Solo de imaginármelo en una cita con otra, siento una terrible punzada de celos en la boca del estómago.

—Sí, sí. Tú ganas —digo cuando recobro el aliento—. Más.

Me inclino hacia delante, pero él no capta la indirecta. Por fabuloso que haya sido, esto no ha pasado de ser una fracción de lo que él es capaz.

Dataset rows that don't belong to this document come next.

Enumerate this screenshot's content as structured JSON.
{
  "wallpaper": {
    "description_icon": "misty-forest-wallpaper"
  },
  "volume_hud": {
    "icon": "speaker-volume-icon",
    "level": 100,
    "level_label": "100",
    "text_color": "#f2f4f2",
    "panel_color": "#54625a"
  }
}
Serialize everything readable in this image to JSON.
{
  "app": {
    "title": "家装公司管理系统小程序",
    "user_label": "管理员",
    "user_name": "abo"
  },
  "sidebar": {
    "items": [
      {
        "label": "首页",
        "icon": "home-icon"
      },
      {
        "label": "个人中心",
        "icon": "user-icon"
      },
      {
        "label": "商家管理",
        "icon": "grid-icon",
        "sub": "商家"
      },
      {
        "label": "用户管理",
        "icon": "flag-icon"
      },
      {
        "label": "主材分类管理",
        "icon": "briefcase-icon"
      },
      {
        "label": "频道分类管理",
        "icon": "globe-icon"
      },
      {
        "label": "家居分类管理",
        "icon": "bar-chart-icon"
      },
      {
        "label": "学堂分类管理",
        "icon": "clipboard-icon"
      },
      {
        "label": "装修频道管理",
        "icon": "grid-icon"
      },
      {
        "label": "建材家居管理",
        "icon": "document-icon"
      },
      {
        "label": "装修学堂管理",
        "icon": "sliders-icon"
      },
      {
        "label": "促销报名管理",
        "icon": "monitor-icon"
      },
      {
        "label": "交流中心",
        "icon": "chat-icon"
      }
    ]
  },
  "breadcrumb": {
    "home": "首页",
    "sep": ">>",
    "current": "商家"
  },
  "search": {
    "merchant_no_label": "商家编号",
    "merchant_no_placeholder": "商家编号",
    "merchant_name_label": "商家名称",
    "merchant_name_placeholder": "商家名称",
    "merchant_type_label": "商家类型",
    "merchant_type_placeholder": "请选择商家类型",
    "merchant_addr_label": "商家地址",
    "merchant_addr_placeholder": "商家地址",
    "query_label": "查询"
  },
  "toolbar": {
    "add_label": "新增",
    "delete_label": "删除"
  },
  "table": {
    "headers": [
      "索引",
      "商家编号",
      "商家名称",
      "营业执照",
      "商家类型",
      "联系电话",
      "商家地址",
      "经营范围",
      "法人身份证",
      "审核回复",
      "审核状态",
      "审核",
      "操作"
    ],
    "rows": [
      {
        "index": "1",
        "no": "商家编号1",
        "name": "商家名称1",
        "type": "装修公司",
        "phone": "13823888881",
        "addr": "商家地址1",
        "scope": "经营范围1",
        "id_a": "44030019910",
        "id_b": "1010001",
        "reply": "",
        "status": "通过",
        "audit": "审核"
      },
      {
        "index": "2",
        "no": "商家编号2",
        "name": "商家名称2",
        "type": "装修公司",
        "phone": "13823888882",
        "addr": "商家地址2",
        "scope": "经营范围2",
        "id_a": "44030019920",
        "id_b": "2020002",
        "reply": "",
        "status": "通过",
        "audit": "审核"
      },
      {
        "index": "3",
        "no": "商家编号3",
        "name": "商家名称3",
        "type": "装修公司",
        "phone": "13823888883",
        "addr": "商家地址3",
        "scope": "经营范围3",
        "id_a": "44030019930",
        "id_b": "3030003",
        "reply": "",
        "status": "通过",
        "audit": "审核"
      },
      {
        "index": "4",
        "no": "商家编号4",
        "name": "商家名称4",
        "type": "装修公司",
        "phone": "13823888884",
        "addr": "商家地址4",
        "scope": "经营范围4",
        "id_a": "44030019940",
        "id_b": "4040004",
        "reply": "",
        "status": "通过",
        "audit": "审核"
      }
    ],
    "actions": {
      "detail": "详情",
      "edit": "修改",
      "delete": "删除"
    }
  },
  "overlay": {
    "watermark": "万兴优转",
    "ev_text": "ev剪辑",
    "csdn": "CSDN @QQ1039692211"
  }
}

Necesito la intensidad del ascensor.

Una pareja de mediana edad pasa cogida del brazo por nuestro lado, rompiendo nuestra pequeña burbuja. La mujer se vuelve a mirar por encima del hombro, con el corazón en los ojos. Obviamente, debemos parecer adorables.

—Mi coche está por allí. —Me remuevo y lo señalo con el brazo.

—Mi apartamento está por aquí —dice él, señalando hacia arriba y dejándome en el suelo como si fuera una botella de leche.

—No puedo.

—Ga-lli-na. —Me tiene calada, no cabe duda. Ahora me toca a mí ser totalmente sincera.

—Vale, lo reconozco. Estoy cagada de miedo. Si subo a tu apartamento, los dos sabemos lo que pasará.

—Dímelo, te lo ruego.

—O algo así. Eso pasará. Esa única vez de la que te he hablado antes. Y entonces no podremos prepararnos para las entrevistas de la semana que viene. Acabaremos los dos baldados en tu cama, con las sábanas hechas jirones.

Su boca se tuerce en lo que me temo que va a ser una sonrisa devastadora, así que doy media vuelta en dirección a mi coche. Levanto un pie y empiezo a correr.